Fungi in the Garden

Now that I am aware of the potential pleasures of dyeing with fungi, I keep my eyes open for anything in the garden that may be a possible source of dye colour. I’ve been told that the darker the fungus is in colour, the more likely it is to contain useful dye pigments, so I must bear this in mind, as I don’t want to waste time or fungi by collecting indiscriminately.

I think this mushroom, found growing under some pine trees, is Russula sardonia and I suspect that it will not be useful in the dyepot. However, as there are two largish clumps of it in the garden, I tested a small quantity and found that my suspicions had been correct. The dyebath produced only a pale beige tone on both alum-mordanted and unmordanted wool.

img_1585I think this is Giant Club Fungus (Clavariadelphus pistillaris). It was growing on the stump of an elm tree in our garden.  As it is brown in colour, I thought it might be worth trying it in the dyepot.

 

img_1658These are the results of the Giant Club Fungus dye tests.

Left to right: No mordant. alum mordant, no mordant + iron. Whilst the colours are not remarkable, the grey from the iron modifier is an attractive and useful shade. However, as this shade can easily be obtained from other sources (e.g. oak galls + iron), I shall probably not be using this fungus again for dyeing.

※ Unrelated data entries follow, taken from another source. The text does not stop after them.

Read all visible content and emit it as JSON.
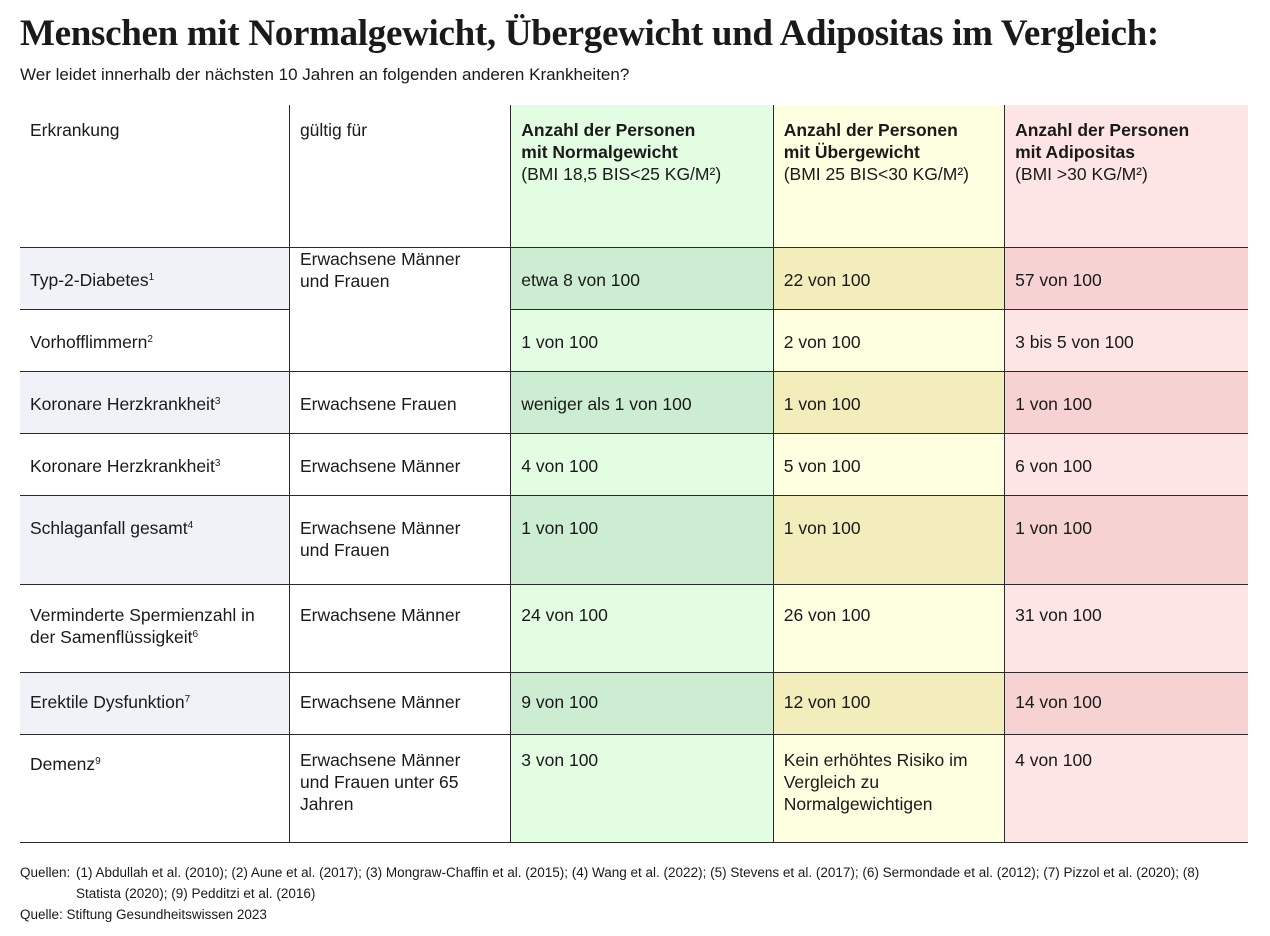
{
  "title": "Menschen mit Normalgewicht, Übergewicht und Adipositas im Vergleich:",
  "subtitle": "Wer leidet innerhalb der nächsten 10 Jahren an folgenden anderen Krankheiten?",
  "colors": {
    "normal": "#e3fde3",
    "normal_shaded": "#cdedd3",
    "overweight": "#fefee0",
    "overweight_shaded": "#f3ecbb",
    "obese": "#fee5e5",
    "obese_shaded": "#f6d2d2",
    "disease_shaded": "#f0f2f7"
  },
  "header": {
    "disease": "Erkrankung",
    "valid": "gültig für",
    "normal": {
      "label": "Anzahl der Personen mit Normalgewicht",
      "bmi": "(BMI 18,5 BIS<25 KG/M²)"
    },
    "overweight": {
      "label": "Anzahl der Personen mit Übergewicht",
      "bmi": "(BMI 25 BIS<30 KG/M²)"
    },
    "obese": {
      "label": "Anzahl der Personen mit Adipositas",
      "bmi": "(BMI >30 KG/M²)"
    }
  },
  "rows": [
    {
      "disease": "Typ-2-Diabetes",
      "ref": "1",
      "valid": "Erwachsene Männer und Frauen",
      "normal": "etwa 8 von 100",
      "overweight": "22 von 100",
      "obese": "57 von 100"
    },
    {
      "disease": "Vorhofflimmern",
      "ref": "2",
      "valid": "",
      "normal": "1 von 100",
      "overweight": "2 von 100",
      "obese": "3 bis 5 von 100"
    },
    {
      "disease": "Koronare Herzkrankheit",
      "ref": "3",
      "valid": "Erwachsene Frauen",
      "normal": "weniger als 1 von 100",
      "overweight": "1 von 100",
      "obese": "1 von 100"
    },
    {
      "disease": "Koronare Herzkrankheit",
      "ref": "3",
      "valid": "Erwachsene Männer",
      "normal": "4 von 100",
      "overweight": "5 von 100",
      "obese": "6 von 100"
    },
    {
      "disease": "Schlaganfall gesamt",
      "ref": "4",
      "valid": "Erwachsene Männer und Frauen",
      "normal": "1 von 100",
      "overweight": "1 von 100",
      "obese": "1 von 100"
    },
    {
      "disease": "Verminderte Spermienzahl in der Samenflüssigkeit",
      "ref": "6",
      "valid": "Erwachsene Männer",
      "normal": "24 von 100",
      "overweight": "26 von 100",
      "obese": "31 von 100"
    },
    {
      "disease": "Erektile Dysfunktion",
      "ref": "7",
      "valid": "Erwachsene Männer",
      "normal": "9 von 100",
      "overweight": "12 von 100",
      "obese": "14 von 100"
    },
    {
      "disease": "Demenz",
      "ref": "9",
      "valid": "Erwachsene Männer und Frauen unter 65 Jahren",
      "normal": "3 von 100",
      "overweight": "Kein erhöhtes Risiko im Vergleich zu Normalgewichtigen",
      "obese": "4 von 100"
    }
  ],
  "footer": {
    "sources_label": "Quellen:",
    "sources_text": "(1) Abdullah et al. (2010); (2) Aune et al. (2017); (3) Mongraw-Chaffin et al. (2015); (4) Wang et al. (2022); (5) Stevens et al. (2017); (6) Sermondade et al. (2012); (7) Pizzol et al. (2020); (8) Statista (2020); (9) Pedditzi et al. (2016)",
    "source": "Quelle: Stiftung Gesundheitswissen 2023"
  }
}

2 Responses to “Fungi in the Garden”

  1. cedar says:

    Good experimenting…sometimes, I put some mushroom bits in ammonia and water, and some in vinegar and water, and let sit and see what I get, you sometimes get a preview of what color potential it has…I must say when I first started dyeing with mushrooms not long ago, I notices I have endless words for “beige” all of a sudden….lol taupe, sand, honey, caramel, etc etc…and they all go together magnicificently..lol

  2. angella says:

    i haven’t delved into the fungi-dyeing yet in my search for natural dyes, however, i have always been ‘specially curious what the “shaggy ink cap” (Coprinus comatus) might do as far as colour goes. have you ever heard of any results with this variety?
    where i am (the boreal forest in northern alberta, canada) there are abundant drippy oozy caps around, and they call out to be used. they can be eaten when young, but when they start to melt… well, i’ll have to try them out this summer and note the results.